Shortest Microlensing Event with a Bound Planet: KMT-2016-BLG-2605

TL;DR

This paper analyzes the shortest microlensing event with a bound planet, revealing that such events likely involve very low-mass hosts near the hydrogen-burning limit, and discusses methods to expand the sample for better understanding.

Contribution

It presents the first detailed analysis of the shortest planetary microlensing event, suggesting a population of very low-mass hosts and proposing techniques to identify more such events.

Findings

Six of seven short planetary events have similar Einstein radii and proper motions.

These events are consistent with a population of very low-mass hosts near the hydrogen-burning limit.

The paper discusses methods to expand the sample and distinguish genuine planets from brown dwarfs.

Abstract

KMT-2016-BLG-2605, with planet-host mass ratio $q=0.012\pm 0.001$, has the shortest Einstein timescale, $t_\e = 3.41\pm 0.13\,$days, of any planetary microlensing event to date.
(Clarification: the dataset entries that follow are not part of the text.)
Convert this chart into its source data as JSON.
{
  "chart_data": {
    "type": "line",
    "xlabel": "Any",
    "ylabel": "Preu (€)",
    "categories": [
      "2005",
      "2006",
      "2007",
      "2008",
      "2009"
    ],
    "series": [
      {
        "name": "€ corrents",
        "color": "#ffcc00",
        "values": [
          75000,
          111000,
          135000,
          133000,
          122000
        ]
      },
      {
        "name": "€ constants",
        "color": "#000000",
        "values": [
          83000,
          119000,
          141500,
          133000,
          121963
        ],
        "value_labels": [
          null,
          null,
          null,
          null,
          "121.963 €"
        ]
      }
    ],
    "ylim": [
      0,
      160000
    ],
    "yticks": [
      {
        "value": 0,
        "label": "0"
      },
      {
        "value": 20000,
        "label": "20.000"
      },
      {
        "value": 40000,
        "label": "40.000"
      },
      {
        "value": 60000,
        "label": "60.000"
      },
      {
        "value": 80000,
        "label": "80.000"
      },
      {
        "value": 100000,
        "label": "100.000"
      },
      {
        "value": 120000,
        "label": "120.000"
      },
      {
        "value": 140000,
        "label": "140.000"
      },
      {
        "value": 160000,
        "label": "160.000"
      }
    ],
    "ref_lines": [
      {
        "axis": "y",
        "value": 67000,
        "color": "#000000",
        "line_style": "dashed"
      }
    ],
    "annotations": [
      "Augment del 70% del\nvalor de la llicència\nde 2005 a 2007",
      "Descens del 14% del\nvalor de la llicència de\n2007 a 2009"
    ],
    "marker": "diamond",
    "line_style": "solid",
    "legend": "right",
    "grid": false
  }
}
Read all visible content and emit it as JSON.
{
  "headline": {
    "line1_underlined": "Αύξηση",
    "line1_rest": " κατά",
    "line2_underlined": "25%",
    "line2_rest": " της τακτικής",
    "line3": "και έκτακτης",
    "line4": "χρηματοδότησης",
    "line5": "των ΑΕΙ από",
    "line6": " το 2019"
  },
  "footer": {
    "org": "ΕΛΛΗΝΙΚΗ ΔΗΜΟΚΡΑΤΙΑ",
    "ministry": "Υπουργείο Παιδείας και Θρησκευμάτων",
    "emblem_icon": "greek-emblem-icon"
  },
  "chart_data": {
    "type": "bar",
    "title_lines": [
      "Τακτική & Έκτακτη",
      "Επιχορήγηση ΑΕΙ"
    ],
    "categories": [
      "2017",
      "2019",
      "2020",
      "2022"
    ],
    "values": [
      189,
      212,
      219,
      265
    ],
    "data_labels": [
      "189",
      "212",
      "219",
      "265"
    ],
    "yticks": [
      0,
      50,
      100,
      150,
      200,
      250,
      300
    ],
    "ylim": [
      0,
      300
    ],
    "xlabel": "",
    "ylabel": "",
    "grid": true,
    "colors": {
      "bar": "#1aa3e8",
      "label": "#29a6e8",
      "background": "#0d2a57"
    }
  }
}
This prompts us to examine the full sample of 7 short ($t_\e<7\,$day) planetary events with good $q$ measurements. We find that six have clustered Einstein radii $\theta_\e = 115\pm 20\,\muas$ and lens-source relative proper motions $\mu_\rel\simeq 9.5\pm 2.5\,\masyr$. For the seventh, these two quantities could not be measured. These distributions are consistent with a Galactic-bulge population of very low-mass (VLM) hosts near the hydrogen-burning limit. This conjecture could be verified by imaging at first adaptive-optics light on next-generation (30m) telescopes. Based on a preliminary assessment of the sample, "planetary" companions (i.e., below the deuterium-burning limit) are divided into "genuine planets", formed in their disks by core accretion, and very low-mass brown dwarfs, which form like stars. We discuss techniques for expanding the sample, which include taking account of the peculiar "anomaly dominated" morphology of the KMT-2016-BLG-2605 light curve.